Prof. H. Hirsch-Wurz

Der Homo racketensis, volkstümlich Tennisprofi genannt, gehört zur Gattung der Assschläger und ist die meiste Zeit des Jahres ein Einzelgänger. Nur wenn es gar nicht anders geht, schließt er sich vorübergehend einem Rudel an, um Kämpfe gegen andere Rudel auszufechten, was dann Daviscup oder Fedcup heißt. Wer eine Ausrede findet, z. B. keine Zeit (Kiefer), Verband blöd (Agassi), Teamchef blöd (Kiefer), Hüfte kaputt (Sampras), alles kaputt (Graf), der geht nicht hin, um dann ein paar Tage später putzmunter wie ein Goldhamster im Laufrad irgendwoein lukratives Turnier zu spielen. Diejenigen, die gern hingehen, sind meist jene, die den Schutz des Rudels suchen, weil sie zu jung, zu alt oder zu rückhandschwach sind, um sich auf Dauer allein in freier Wildbahn durchsetzen zu können.

Der Tennisprofi: Ein scheuer Einzelgänger mit ausgeprägtem Futterneid

Seinen Artgenossen steht der Tennisprofi reserviert bis ablehnend gegenüber. Er betrachtet sie ausnahmslos als Rivalen und, da ihm ein ausgeprägter Futterneid anhaftet, als Bedrohung für seine gesamte Existenz. Was in den meisten Fällen auch stimmt. Gern macht der Tennisprofi hämische Bemerkungen über Konkurrenten, die freundlichste Aussage, zu der man ihn bewegen kann, lautet: „Wir gehen zwar nicht gerade zusammen essen, aber wir grüßen uns.“ Ist der Tennisprofi männlichen Geschlechts, erstreckt sich seine Abneigung auch auf die weibliche Komponente seiner Spezies, die er gemeinhin verachtet und nicht für wert hält, mit ihm in einem Atemzug genannt zu werden.

Engere oder gar amouröse Verbindungen zwischen Tennisprofis unterschiedlichen Geschlechts kommen so gut wie nie vor, es sei denn, der Spieler stammt aus der Ukraine oder die Spielerin befindet sich im Ruhestand. Das Dasein einer Tennisprofigattin oder -freundin ist sehr beschwerlich, denn sie hat viele Stunden auf unbequemen Tribünen zu verbringen und so zu tun, als interessiere sie, was auf unten dem Platz vor sich geht. Das Dasein eines Tennisprofigatten oder -freundes hingegen ist unproblematisch und angenehm, es sei denn, es handelt sich um Anna Kurnikowa.
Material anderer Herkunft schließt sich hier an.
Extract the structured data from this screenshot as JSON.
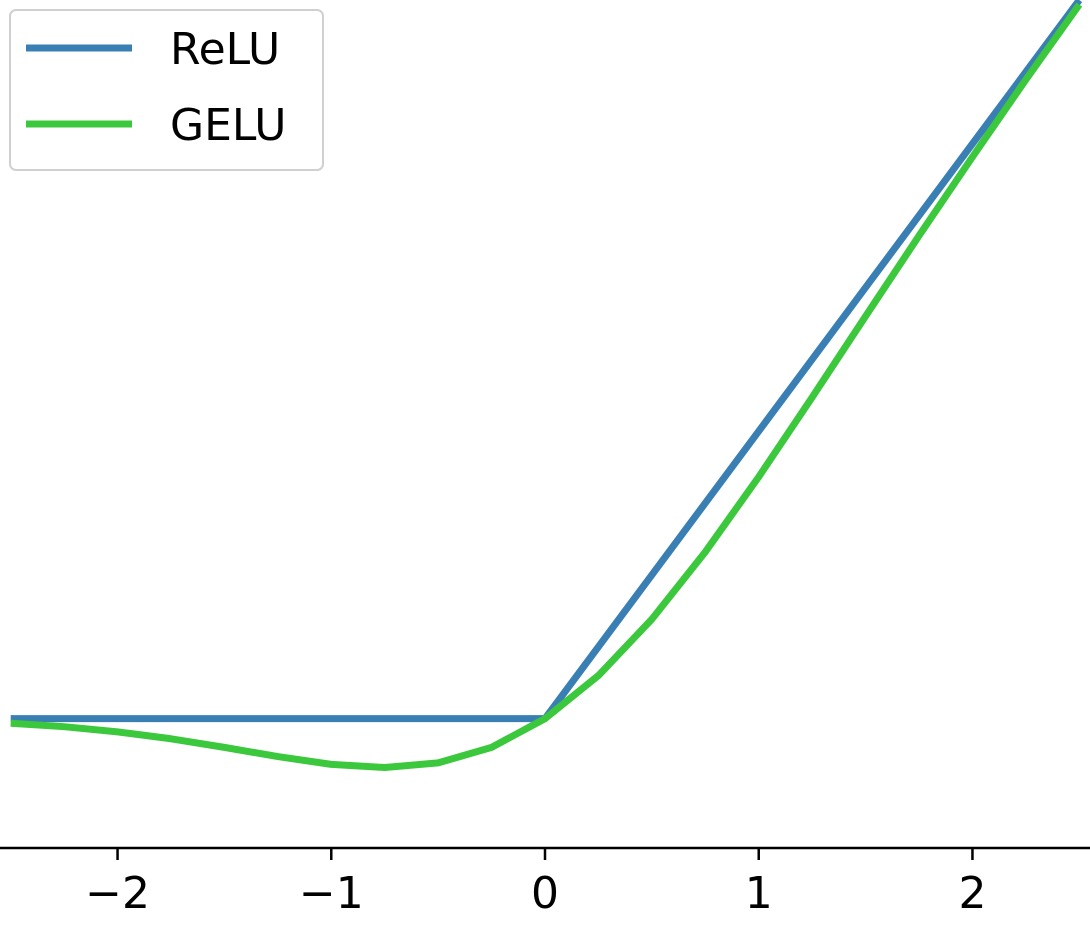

In der Phase der Tennisprofiwerdung sind die jungen Exemplare der Gattung allgemein unbeliebt, weil sie ständig toben, heulen, mit Schlägern werfen oder mit ihren Erfolgen prahlen. Darum schließen sie sich stark an ihre Eltern an und werden diese später nicht mehr los. Wenn doch, suchen sie sich Ersatzväter, die sie dann noch schwerer los werden (Tiriac!). Die Väter weiblicher Tennisprofis trinken und raufen gern und landen früher oder später alle im Gefängnis. Die Mütter junger weiblicher Tennisprofis stellen die Umkleidekabinen bei Turnieren mit Vorliebe als Haifischbecken voller lesbischer Mannweiber und Augenauskratzerinnen dar. Die alteingesessenen Spielerinnen versichern, dass in den Kabinen eine wunderbare Atmosphäre und fantastische Kameradschaft herrsche, bevor sie den Töchtern der betreffenden Mütter die Augen auskratzen.
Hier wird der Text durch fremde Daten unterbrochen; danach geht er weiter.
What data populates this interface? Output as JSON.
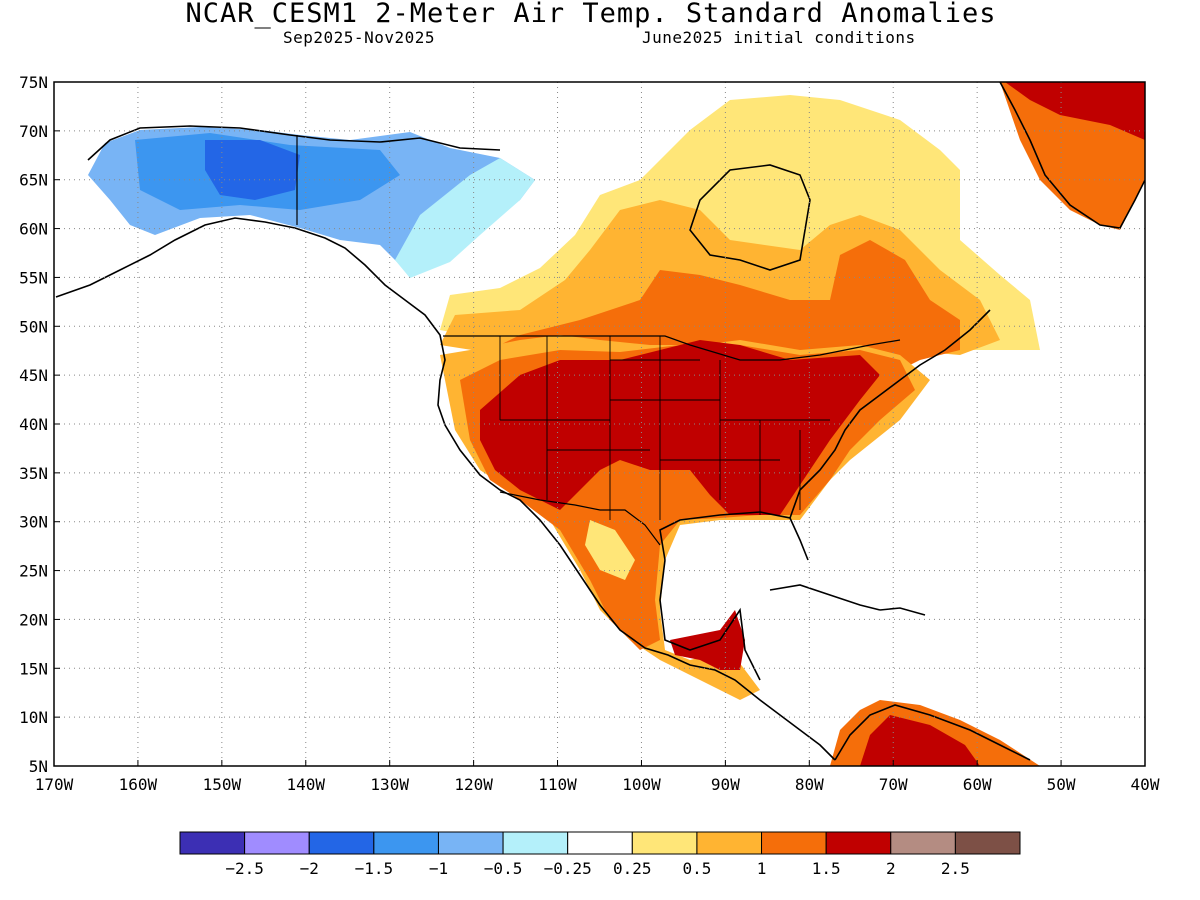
{
  "title": "NCAR_CESM1 2-Meter Air Temp. Standard Anomalies",
  "subtitle_left": "Sep2025-Nov2025",
  "subtitle_right": "June2025 initial conditions",
  "map": {
    "lon_range": [
      -170,
      -40
    ],
    "lat_range": [
      5,
      75
    ],
    "lat_ticks": [
      "75N",
      "70N",
      "65N",
      "60N",
      "55N",
      "50N",
      "45N",
      "40N",
      "35N",
      "30N",
      "25N",
      "20N",
      "15N",
      "10N",
      "5N"
    ],
    "lon_ticks": [
      "170W",
      "160W",
      "150W",
      "140W",
      "130W",
      "120W",
      "110W",
      "100W",
      "90W",
      "80W",
      "70W",
      "60W",
      "50W",
      "40W"
    ],
    "grid": "dotted"
  },
  "legend": {
    "colors": [
      "#3c2fb4",
      "#a08cff",
      "#2366e6",
      "#3c96f0",
      "#78b4f5",
      "#b4f0fa",
      "#ffffff",
      "#ffe678",
      "#ffb432",
      "#f56e0a",
      "#c00000",
      "#b48c82",
      "#7d5046"
    ],
    "labels": [
      "-2.5",
      "-2",
      "-1.5",
      "-1",
      "-0.5",
      "-0.25",
      "0.25",
      "0.5",
      "1",
      "1.5",
      "2",
      "2.5"
    ]
  }
}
Wenn Tennisprofis ein gewisses Alter erreichen, werden sie Publikumslieblinge, außer Ivan Lendl. Auf einmal wird den ehemals größten Kotzbrocken (Connors), Psychopathen (McEnroe), Langweilern (Edberg), Zimtzicken (Evert) oder Sachbearbeiterinnen (Graf) allenthalben frenetisch zugejubelt, weshalb sie glauben, endlose Abschieds- und Veteranentourneen unternehmen zu müssen, selbst wenn sie inzwischen aussehen wie Guildo Horn (Nastase!). Andere hören etwas früher auf, weil sie „das viele Herumreisen satt haben“, „keine Herausforderung mehr sehen“ oder „auf ihren Körper hören müssen“, also nicht mehr mithalten können. Dann sind sie Ex-Stars, und wenn sie mal ein Grand-Slam-Turnier gewonnen haben, werden sie Daviscup-Kapitän. Nur in Deutschland reicht es, bei einem Grand-Slam-Turnier dabei gewesen zu sein. Andere werden Teamchef, weil sie da weiter hämische Bemerkungen machen können und den frechen jungen Hüpfern unter die Nase reiben, dass sie das alles viel besser konnten und eigentlich auch noch könnten, wenn sie nur wollten. Wenn nichts mehr hilft, gehen sie zum Fernsehen.

Insgesamt ist der Homo racketensis ein harmloser und nicht selten freundlicher Geselle. Bis vor kurzem war er akut vom Aussterben bedroht, wurde dann aber gerade noch rechtzeitig im Pay-TV unter Naturschutz gestellt.Der Autor ist ordentlicher Professor für Human-Zoologie am Institut für Bewegungs-Exzentrik in Göttingen. (Wissenschaftliche Mitarbeit: Matti Lieske)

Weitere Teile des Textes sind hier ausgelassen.